Implementation notes

  • SIMD-friendly inner loop (Q40NL/Q41NL): nibble-unpack → int8→f32 → multiply by $1/7$ → apply $f$ (Q40NL) or $f_{41}$ (Q41NL) → scale multiply.
  • SIMD-friendly inner loop (Q42NL/Q43NL): nibble-unpack → int8→f32 → multiply by $1/7$ → apply $h(x,c) = (1-c)x + cx|x|$ with per-block $c$ → scale multiply.
  • LUT option: You can replace $f(x)$ or $h(x,c)$ with a small signed-q LUT (15 entries) to avoid transcendental ops.
  • Scaling: Absmax per block matched the baselines here. Per-channel/row variants are trivial if your kernels support them.
  • Curve optimization: Q42NL uses grid search over 255 candidate $c$ values (quantized to int8 range).

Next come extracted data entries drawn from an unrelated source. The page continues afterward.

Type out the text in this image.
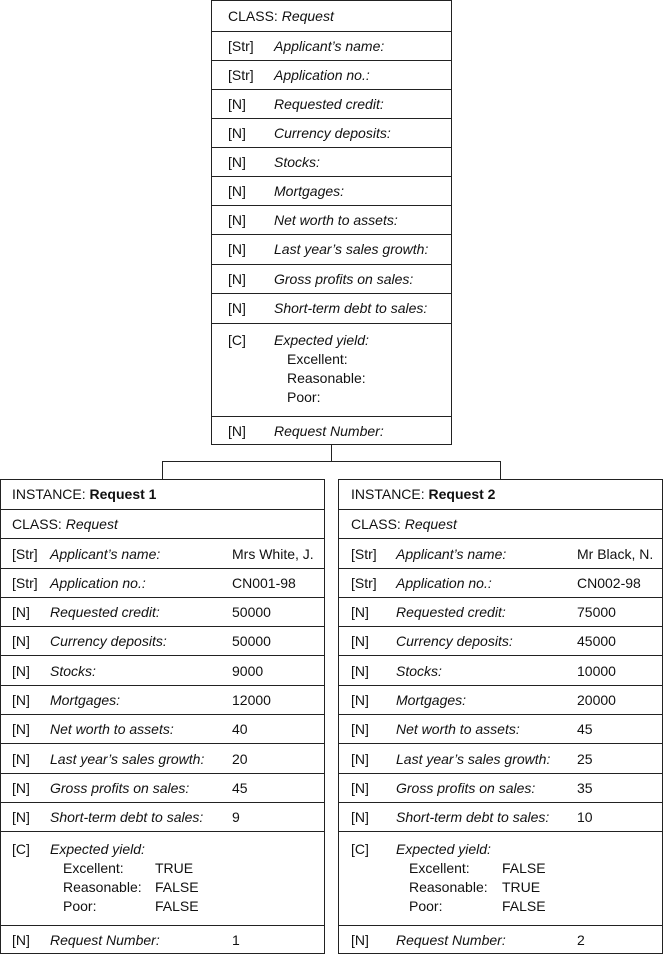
CLASS: Request
[Str] Applicant’s name:
[Str] Application no.:
[N] Requested credit:
[N] Currency deposits:
[N] Stocks:
[N] Mortgages:
[N] Net worth to assets:
[N] Last year’s sales growth:
[N] Gross profits on sales:
[N] Short-term debt to sales:
[C] Expected yield:
Excellent:
Reasonable:
Poor:
[N] Request Number:
INSTANCE: Request 1
CLASS: Request
[Str] Applicant’s name:	Mrs White, J.
[Str] Application no.:	CN001-98
[N] Requested credit:	50000
[N] Currency deposits:	50000
[N] Stocks:	9000
[N] Mortgages:	12000
[N] Net worth to assets:	40
[N] Last year’s sales growth: 20
[N] Gross profits on sales:	45
[N] Short-term debt to sales: 9
[C] Expected yield:
Excellent: TRUE
Reasonable: FALSE
Poor:	FALSE
[N] Request Number:	1
INSTANCE: Request 2
CLASS: Request
[Str] Applicant’s name:	Mr Black, N.
[Str] Application no.:	CN002-98
[N] Requested credit:	75000
[N] Currency deposits:	45000
[N] Stocks:	10000
[N] Mortgages:	20000
[N] Net worth to assets:	45
[N] Last year’s sales growth: 25
[N] Gross profits on sales:	35
[N] Short-term debt to sales: 10
[C] Expected yield:
Excellent: FALSE
Reasonable: TRUE
Poor:	FALSE
[N] Request Number:	2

Q43NL uses exhaustive search over all valid FP16 values in [-1,1] (~32K candidates excluding NaN/Inf) for optimal quality.

Summary

  • Q4*NL formats: drop-in Q4 formats with strong tail handling and adaptive curves.
    • Q40NL/Q41NL (4.5 b/w): Fixed nonlinear curves (Q41NL emphasizes tails most) at 18 B / 32 weights.
    • Q42NL (4.5 b/w): Adaptive curve with FP8 E5M2 scale, 18 B / 32 weights.
    • Q43NL (4.59 b/w): Adaptive curve with FP16 scale, 19 B / 32 weightsbest overall 4-bit quality (exhaustive search over all FP16 values).
  • Q43NL wins: best mean ∣e∣ (0.229), best p99 ∣e∣ (0.665), best median ∣Δ·∣ (0.996), best Gaussian Q–Q MAE (0.035) among 4-bit formats.
  • IQ4_NL: best mean ∣e∣ (0.246) among 4.5 b/w fixed-curve formats in this run (tiny LUT cost).
  • Q40: best avg ∣Δ·∣ (11.96) and p99 ∣e∣ among 4.5 b/w formats (linear quantization).
  • NVFP4: best median ∣Δ·∣ among 4.5 b/w fixed-curve formats; FP4/FP8 decode-friendly.
  • Q40NL / Q41NL: best Gaussian Q–Q MAE (Q40NL) and JSD (Q41NL) at 4.5 b/w.
  • NF4: solid when blocks are near-Gaussian; degrades with outliers/skew.
  • Q80 / FP16/BF16/FP32: reference baselines.